Monday, August 02, 2010

Great Moments in New York Theater – The Boy From Oz: Hugh Jackman


As a teenage boy I loved listening to Peter Allen records. I don’t know why. He didn’t have a particularly pleasant singing voice. Looking at his picture on the album covers, he didn’t attract me at all. Nevertheless, I loved listening to Peter Allen records. I loved the songs he wrote and the style with which he performed them. I guess that’s what makes a person a star; when certain of their talents overcome certain of their shortcomings. I didn’t stop to analyze why I loved his albums, then, as I would now – but back then I didn’t try to analyze everything the way I do now. I just listened to the albums and enjoyed them. Then, one day, I found out that he had been married to Liza Minnelli and that Judy Garland had been his mother in law. Then, years later, I found out he was a gay male. Well. No wonder I loved his albums. I was just tapping into a more instinctual attraction to the man. A gay teen in the 70s and 80s, I was always looking for validation, for proof that I wasn’t alone, for hope that I could succeed in spite of my situation (that’s the way people were taught the think back then).

I entered college in 1982, a closeted and terrified gay boy in North Texas with a great collection of albums that included showtunes, movie soundtracks, divas and Peter Allen.

I loved him.

I was extremely saddened by his death and by the fact that it was AIDS that took him from the world. I have continued to love and honour his talents, all these years later.

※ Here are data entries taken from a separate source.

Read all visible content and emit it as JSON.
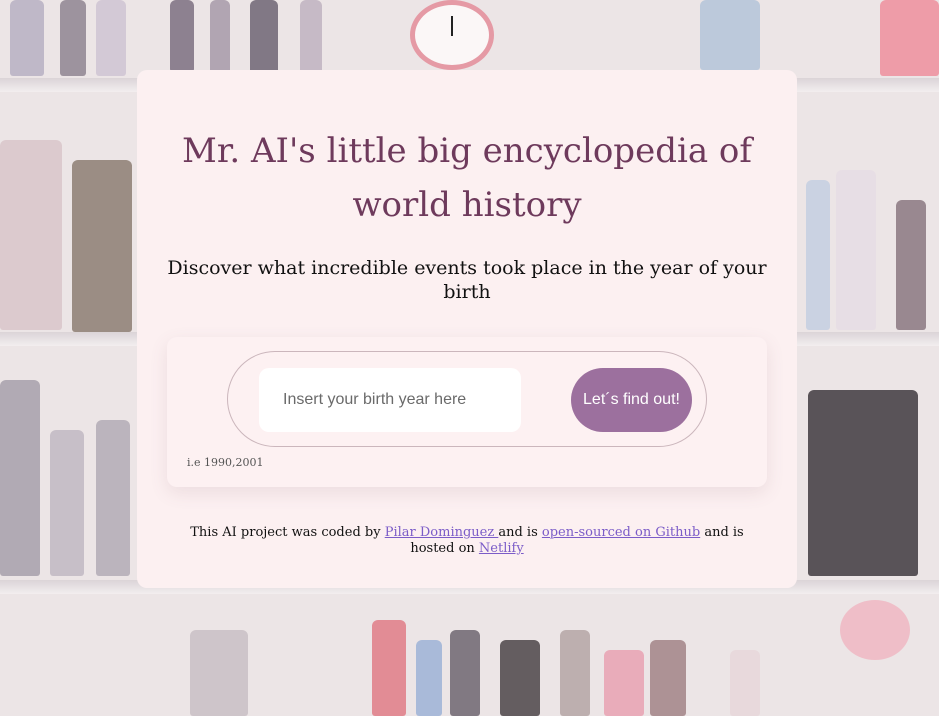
{
  "page": {
    "title": "Mr. AI's little big encyclopedia of world history",
    "subtitle": "Discover what incredible events took place in the year of your birth"
  },
  "search": {
    "placeholder": "Insert your birth year here",
    "value": "",
    "button_label": "Let´s find out!",
    "hint": "i.e 1990,2001"
  },
  "footer": {
    "text_1": "This AI project was coded by ",
    "author_link": "Pilar Dominguez ",
    "text_2": "and is ",
    "github_link": "open-sourced on Github",
    "text_3": " and is hosted on ",
    "netlify_link": "Netlify"
  },
  "colors": {
    "title": "#6e3a5c",
    "button": "#9c709e",
    "card": "#fcf0f1",
    "link": "#7b5cc8"
  }
}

I didn’t know what to think about a musical about the life of Peter Allen. I wondered if the story of his life would prove interesting enough for the public. I questioned if people remembered him as respectfully and as fondly as I did. I didn’t know if the theater going public cared about his music, if people still wanted to hear it. I puzzled over whether they would find the right person to play him. I read that they had tried the musical out in his native Australia, with great success. So maybe it would work. We would just have to wait and see.

I didn’t think Hugh Jackman was the right person to play Peter Allen. I thought he was far too beautiful, far too masculine, to be believable as the unlikely star I had admired in my youth. I mean, let’s be honest, Peter Allen was not the butch one in the outfit. He never tried to hide his affectation (anyone who has heard a live Peter Allen record can attest to this fact). Just, the more I thought about it, as the day of the Broadway opening approached, the more I questioned the choice of casting.

Happily, I was wrong.

The thing about being a star, about being a great actor, is that you transcend the differences you have with the real-life character you are playing by using your talent and charisma to make the audience see you as you wish for them to. Hugh Jackman was, indeed, too handsome and too masculine to be playing Peter Allen; and, yet, when he was on that stage, all you could see was Peter Allen. His was a performance of complete commitment and abandon. It was one of those performances that you remember the rest of your life; and, as a matter of fact, everyone who saw it will.

The Boy From Oz was not a great show. That’s what everyone said. It wasn’t amazingly written, the Peter Allen canon of songs did the same thing every other canon of songs does when you try to shoehorn it into a Broadway musical for which the canon wasn’t actually written (unless it is a revue, natch). In many ways, The Boy From Oz is a jukebox musical; but, like Jersey Boys, is departs from being a Jukebox musical because it is a biography – and it is difficult to tell the biography of a singer/songwriter unless you use their canon of work. Jersey Boys just does it better. The Boy From Oz, though, isn’t offensive, like some jukebox musicals. It had a lot of heart, some good to great to legendary performances and those wonderful Peter Allen songs. Everyone knew that The Boy From Oz wasn’t going to win Tony awards in the creative categories; it was going to win one Tony Award and one Tony Award, only: Best Actor in a Musical. It was one of the most well deserved Tony Awards ever presented; because Hugh Jackman was more than just Peter Allen. He was more than just The Boy From Oz. He was the entire Broadway season. HE became the top story. He was all anybody could talk about. He was hailed, everywhere, as the nicest, most generous, kindest, most easy going superstar to land on Broadway. He was lauded as the performance of the season, indeed, of several seasons recently. He was Broadway’s brightest light that season.

And he deserved it.

I am sorry for anyone who didn’t get to see him do this lovely musical (and, in spite of criticisms from the press and other people, I did find it to be a lovely musical – one that I felt honoured my boyhood idol) because it’s that thing we go to see live theater for: a moment that you remember forever.

When people ask me the singular performances from the Broadway stage that stand out in my mind, the ones I will remember forever, I start my short list “Reba in Annie Get Your Gun, Antonio in Nine, Donna in Wonderful Town, Joanna in Into the Woods….


Hugh Jackman in The Boy From Oz

2 Comments:

Blogger Unknown said...

oh, it's amazing post! Hugh was great and unbelievable as Peter.

Oxana,
Moscow

2:42 AM  
Anonymous critique said...

Hugh Jackman gave the best individual performance that I have ever seen on Broadway! I went to Sydney, Australia to see him in the Arena production of The Boy From Oz in 2006. And that production was even better than the Broadway production!